The Financial Supervisory Service postponed the announcement of key examination results regarding unfair loans related to Woori Financial Group and Woori Bank to early next year. The decision took into account the recent instability in the financial market due to political issues such as martial law and attempts to impeach the president.
During a ‘financial situation review meeting’ held at the main office in Yeouido, Seoul, on the morning of the 11th, Financial Supervisory Service Chairman Lee Bok-hyun said, “Considering the current economic situation and financial conditions comprehensively, the announcement of key examination results for financial institutions, including Woori Bank, will be postponed to early next year.”

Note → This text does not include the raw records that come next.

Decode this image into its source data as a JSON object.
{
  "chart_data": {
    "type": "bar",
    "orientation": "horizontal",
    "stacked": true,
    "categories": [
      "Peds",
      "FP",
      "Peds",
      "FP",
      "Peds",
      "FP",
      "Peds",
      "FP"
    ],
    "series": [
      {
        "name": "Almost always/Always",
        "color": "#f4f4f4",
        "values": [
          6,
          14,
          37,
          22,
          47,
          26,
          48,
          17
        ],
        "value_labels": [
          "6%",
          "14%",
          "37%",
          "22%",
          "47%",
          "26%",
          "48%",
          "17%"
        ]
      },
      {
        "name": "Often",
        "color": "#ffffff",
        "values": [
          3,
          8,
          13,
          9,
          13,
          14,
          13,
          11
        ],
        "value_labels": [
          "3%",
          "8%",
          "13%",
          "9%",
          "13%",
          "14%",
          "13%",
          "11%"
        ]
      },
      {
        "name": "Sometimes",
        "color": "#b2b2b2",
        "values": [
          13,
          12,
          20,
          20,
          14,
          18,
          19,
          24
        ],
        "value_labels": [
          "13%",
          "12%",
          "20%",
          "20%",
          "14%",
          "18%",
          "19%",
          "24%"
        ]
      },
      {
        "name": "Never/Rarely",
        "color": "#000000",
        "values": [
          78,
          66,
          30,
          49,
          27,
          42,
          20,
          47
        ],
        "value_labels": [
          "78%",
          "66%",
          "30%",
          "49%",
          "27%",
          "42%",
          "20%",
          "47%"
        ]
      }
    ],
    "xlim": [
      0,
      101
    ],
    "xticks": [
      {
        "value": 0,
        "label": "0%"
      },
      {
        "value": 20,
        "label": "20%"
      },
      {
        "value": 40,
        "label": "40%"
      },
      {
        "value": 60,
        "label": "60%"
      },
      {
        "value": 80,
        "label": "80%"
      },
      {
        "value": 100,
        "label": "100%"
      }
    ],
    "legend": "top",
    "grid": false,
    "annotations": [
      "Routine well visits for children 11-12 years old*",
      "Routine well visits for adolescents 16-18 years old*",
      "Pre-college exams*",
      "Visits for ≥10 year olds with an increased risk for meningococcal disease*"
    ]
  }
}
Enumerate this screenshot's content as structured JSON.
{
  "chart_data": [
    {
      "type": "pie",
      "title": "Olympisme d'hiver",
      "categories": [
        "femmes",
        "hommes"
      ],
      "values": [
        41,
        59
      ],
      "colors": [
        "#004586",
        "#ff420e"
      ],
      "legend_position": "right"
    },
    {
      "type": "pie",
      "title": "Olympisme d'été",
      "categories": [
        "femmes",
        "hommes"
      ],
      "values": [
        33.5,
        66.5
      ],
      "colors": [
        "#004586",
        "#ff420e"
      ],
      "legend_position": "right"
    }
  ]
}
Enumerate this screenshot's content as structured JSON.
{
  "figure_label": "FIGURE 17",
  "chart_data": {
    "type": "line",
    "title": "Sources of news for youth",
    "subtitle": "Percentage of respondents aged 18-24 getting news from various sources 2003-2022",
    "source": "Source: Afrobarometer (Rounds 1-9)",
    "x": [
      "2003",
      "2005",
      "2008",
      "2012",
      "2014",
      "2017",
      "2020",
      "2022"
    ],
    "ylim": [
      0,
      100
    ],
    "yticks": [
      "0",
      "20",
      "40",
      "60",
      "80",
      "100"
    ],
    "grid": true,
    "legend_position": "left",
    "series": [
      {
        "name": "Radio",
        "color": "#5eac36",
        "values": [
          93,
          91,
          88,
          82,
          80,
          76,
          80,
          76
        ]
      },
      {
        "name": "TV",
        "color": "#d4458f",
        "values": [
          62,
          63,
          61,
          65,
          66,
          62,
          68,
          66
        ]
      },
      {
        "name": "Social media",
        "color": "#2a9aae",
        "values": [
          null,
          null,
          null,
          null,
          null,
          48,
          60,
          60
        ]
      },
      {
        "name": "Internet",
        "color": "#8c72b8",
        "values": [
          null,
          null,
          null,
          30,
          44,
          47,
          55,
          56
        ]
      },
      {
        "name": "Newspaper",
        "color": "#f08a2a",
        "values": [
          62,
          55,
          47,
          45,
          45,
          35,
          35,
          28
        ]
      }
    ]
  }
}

Chairman Lee noted on the 28th of last month that “it has been confirmed that illegal transactions similar to those involving loans to relatives of former chairman Son Tae-seung occurred even during the terms of the current chairman of Woori Financial and the current bank president.” He added, “We will respond sternly to illegal activities and violations of rules with a principle of zero tolerance.” Originally, the announcement of key examination results was scheduled for this month, but it was decided to postpone it due to the ongoing turmoil in the financial market resulting from recent political issues.
During the meeting, chairman Lee urged, “Please ensure that the financial institutions' financial flexibility is not diminished, so as not to affect the supply of essential funds and normal dividends.” He then instructed, “Engage with the market and identify various tasks for regulatory rationalization.”
Lee instructed that improvements should be reviewed regarding the capital buffer ratio regulations for banks and the liquidity ratio calculation standards, to ensure a reasonable level compared to global regulatory standards within the discretion of each country. Regarding the K-ICS (New Insurance Capital System) in the insurance sector, he noted to actively consider using transitional measures applicable during rapid changes in the financial environment.
He added, “As market volatility is increasing due to political unrest, the possibility of significant losses or financial accidents related to derivatives is also growing, so ensure that internal controls are thorough.”